Caríssimo Pedro Garcia Rosado,
Pedi-te amizade no Facebook e tu aceitaste. Pedi-ta porque li o teu livro “A Guerra de Gil”. O meu nome é Carlos Jorge Barata Gonçalves e sou advogado no IEFP. Quero agradecer, desde já, o facto de teres aceitado o meu pedido de amizade no Facebook. Não tenho a honra de te conhecer. Ouvi falar em ti apenas quando, há poucos dias, comecei e terminei a leitura do teu excelente livro “A Guerra de Gil”. Tive acesso a esta obra em audiolivro, produzido pela Biblioteca Sonora da Biblioteca Pública Municipal do Porto. Como sou cego de nascença, aproveito os livros no suporte que me chegam: audiolivro, livro em braille ou livro em suporte digital e formato word, rtf, epub, html, pdf (modo texto) ou txt.
Gostei particularmente deste teu livro. Seja-me permitido destacar, em primeiro lugar, o narrador, omnisciente, vocacionado para uma grande e profunda focalização interna, principalmente na personagem principal: Vítor Gil. A propósito: não é que eu conheço um indivíduo chamado Vítor Gil!?... Este narrador, para além da sua omnisciência, é omnipresente, pois que não conta as ações tal como elas transcorreram, mas apresenta-no-las exatamente quando se estão a desenrolar: faz-me lembrar Graham Greene, designadamente o narrador de “O Outro Homem”. O narrador, na sua observação participante, transmite-nos de uma forma assombrosamente pormenorizada, os debates interiores das personagens, sobretudo os dilemas de Gil: na satisfação do pedido de Alda, no auxílio ou abandono da cunhada…
Em segundo lugar, Gil é uma personagem fascinante. Naqueles alucinantes dias, compreendidos entre o rapto e sequestro de Vanessa e a “batalha final” na Serra do Cabeço, face à sua enorme capacidade de observação, associação e relacionação, Gil descobriu o “trilho da droga”, o caminho que os da Funerária do Imaginário percorriam nas arribas, do mar até à estrada; o que eles denominavam de “o nosso sítio”. Gil descobriu que comera carne da sobrinha, considerando o seu travo adocicado, no restaurante Quatro Estações, por vitela branca. Gil identificou o negro que matara Bruno, por entre os cortinados do primeiro andar na Funerária do Imaginário, quando lá fora esboçar tratar da trasladação dos restos mortais de Alda.
Sozinho, quando soube do achamento de membros de corpos humanos nas arribas, descobriu mais factos que os elementos da PSP e da Judiciária juntos. Note-se que estes nem sequer deram credibilidade ao seu depoimento.
A única coisa que Gil não descobriu foi a grande corrupção, compadrio e conivência que havia entre as forças vivas da região.

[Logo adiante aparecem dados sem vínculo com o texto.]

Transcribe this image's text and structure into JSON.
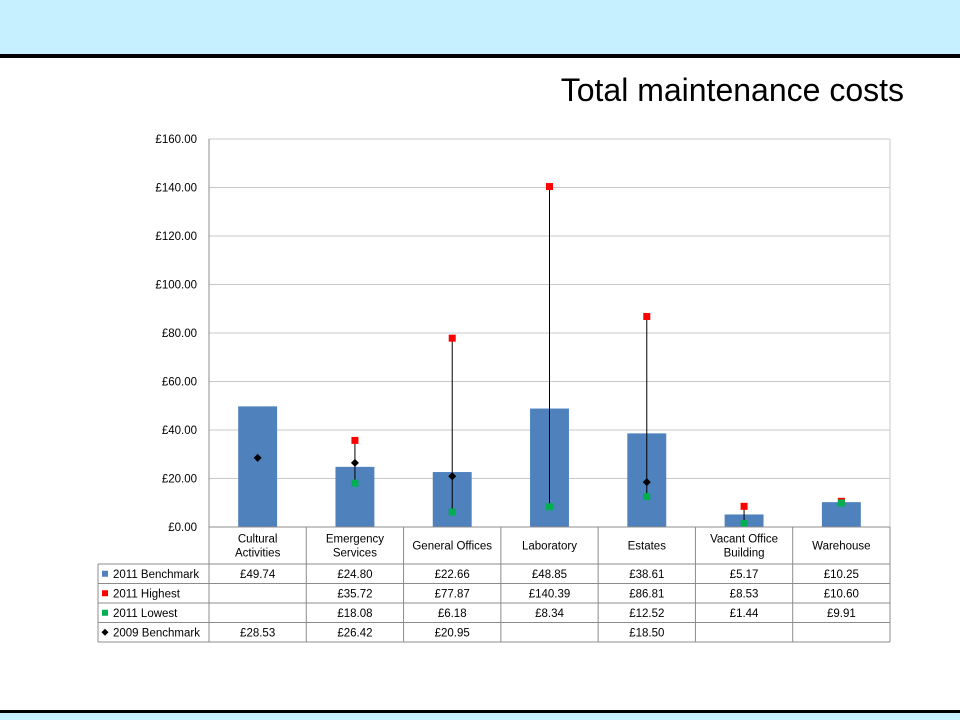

De facto, não persentiu as relações entre o General Martins e Armando Guilherme.
Armando Guilherme intuiu que a sua sobrinha queria utilizar o negro para se vingar do tio. Ela entregava-se ao negro alegadamente como prémio do assassinato de Bruno, mas, na verdade, como fora obrigada a dar-se ao tio, durante anos. Armando acautelou-se naquele jantar algo diferente dos outros, pressentindo que seria também assassinado pelo negro, a mando de Luísa.
Gostei do negro e da metáfora que representou. Este, depois de ter fugido à polícia no Bairro da Mariana, depois de cometer vários homicídios, mediante a utilização da sua navalha, depois de ter sido transportado para o Imaginário num caixão, depois de estar sequestrado, depois de ter sobrevivido à tentativa de assassinato de Armando Guilherme, depois de ter matado a cadela, acabou por se vingar de Luísa com a arma de fogo do tio desta.
No epílogo da obra, os verdadeiros vencedores foram o negro que, dispondo apenas de uma arma branca, derrotou os possuidores de armas de fogo: metralhadoras e pistolas, e o porco de grande porte que ainda se alimentou de “vitela branca” (risos) de Elmano.
A descrição e a narração das cenas mais violentas atinge um impressionante detalhe e revela um importante repertório de conhecimentos da matéria: é como se estivéssemos presentes. Faz lembrar um relato de futebol, em que tudo é descrito instantaneamente. Este livro é um verdadeiro filme descrito e narrado apenas por palavras. Aqui, não se aplica aquele provérbio chinês, segundo o qual uma imagem vale mais que cem mil palavras.
Na leitura deste romance nem eu me lembrei que não vejo. É caso para dizer: neste livro, até um cego vê…
Gostei, pois, de ter lido este romance. Gostarei, com toda a certeza, de ler outros romances teus.
"A Guerra de Gil" foi publicado em 2008 pela editora Temas e Debates e é passado no concelho de Caldas da Rainha, onde me fixei nessa altura.